Hence the following parable, courtesy of the paterfamilias of the family who would soon host me on Oshima Island. Refilling my sake glass as we sat in his dark and chilly mud-stained dining room, he remarked that following an infamous tsunami back in the Meiji era, 19many oceanfront plots here and elsewhere were banned from resettlement, but “somehow,” he jocularly continued, people forgot or set the edict aside. Of course, even had they complied, this latest terror would have carried off ever so many, since it rolled in higher than any wave seen by the people of the Meiji period. Who can blame the inhabitants of Oshima for not predicting that?

However, the corporate engineers and presidents, the prefectural governors, the authorities whose task it ought to be to maximize public safety, these super-actors on the civic stage, they must be held accountable should they abandon themselves to their own present interests. The reason that I unalterably oppose nuclear power is so obvious to me that I remain astounded that everybody on earth is not likewise against it: Dangerously radioactive nuclear wastes must be stored and guarded for periods insanely in excess of any civilization’s frame of reference. Were it possible to render those spent fuel rods harmless in, say, five years, even then I’d worry about carelessness and greed, but at least I would be willing to suppose that nuclear power might be useful. Having reached that point, I would, of course, remain among the complacent ignoramuses against whom Buddha’s warning was directed.

Tepco’s complaint-apology — how could we have been expected to foresee so high a tsunami? — is nearly legitimate, but may fall short. “The cooling facilities survived the earthquake, at least partially,” remarked my interpreter. “The disaster occurred because the cooling facility was totally destroyed by the tsunami. The cooling facility was located lower than the reactor itself. Their assumption was a five-point-seven-meters tsunami while the tsunami was actually fourteen.” Well, should Tepco have been expected to prepare for a fourteen-meter tsunami?

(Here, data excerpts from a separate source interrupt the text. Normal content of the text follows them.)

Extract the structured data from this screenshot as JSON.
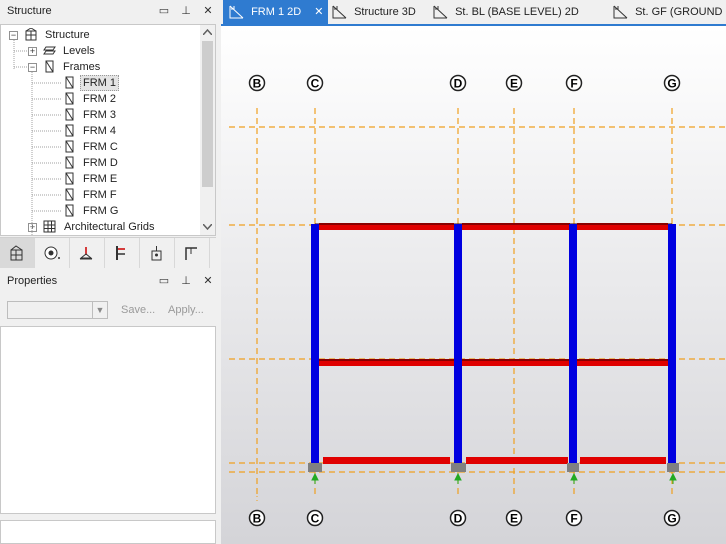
{
  "structure_panel": {
    "title": "Structure",
    "tree": [
      {
        "label": "Structure",
        "expander": "−",
        "icon": "structure-icon"
      },
      {
        "label": "Levels",
        "expander": "+",
        "icon": "levels-icon"
      },
      {
        "label": "Frames",
        "expander": "−",
        "icon": "frames-icon"
      },
      {
        "label": "FRM 1",
        "icon": "frame-icon",
        "selected": true
      },
      {
        "label": "FRM 2",
        "icon": "frame-icon"
      },
      {
        "label": "FRM 3",
        "icon": "frame-icon"
      },
      {
        "label": "FRM 4",
        "icon": "frame-icon"
      },
      {
        "label": "FRM C",
        "icon": "frame-icon"
      },
      {
        "label": "FRM D",
        "icon": "frame-icon"
      },
      {
        "label": "FRM E",
        "icon": "frame-icon"
      },
      {
        "label": "FRM F",
        "icon": "frame-icon"
      },
      {
        "label": "FRM G",
        "icon": "frame-icon"
      },
      {
        "label": "Architectural Grids",
        "expander": "+",
        "icon": "grid-icon"
      }
    ]
  },
  "properties_panel": {
    "title": "Properties",
    "save_label": "Save...",
    "apply_label": "Apply..."
  },
  "title_buttons": {
    "window": "▭",
    "pin": "⊥",
    "close": "✕"
  },
  "tabs": [
    {
      "label": "FRM 1 2D",
      "active": true,
      "close": "✕"
    },
    {
      "label": "Structure 3D"
    },
    {
      "label": "St. BL (BASE LEVEL) 2D"
    },
    {
      "label": "St. GF (GROUND FLO"
    }
  ],
  "grid_labels": [
    "B",
    "C",
    "D",
    "E",
    "F",
    "G"
  ],
  "colors": {
    "accent": "#2f7bd0",
    "column": "#0000e0",
    "beam": "#e00000",
    "gridline": "#f0a020",
    "support": "#808080",
    "support_arrow": "#22aa22"
  }
}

Whatever your answer may be, please consider Buddha’s admonition an instant longer. “They do not listen to the good teachings; nor do they try to understand them; and simply give themselves up to the present interest, to wealth and lust.” If the present interest requires us to consume more and ever more energy, then dangerous forms of energy generation may become accepted as necessary. Practically speaking, any individual Japanese (or American) is powerless to prevent the construction of nuclear plants. But while you read this story, please consider how many more times you desire the Fukushima reactor disaster to occur. Should you come down on my side, consider relocating upwind.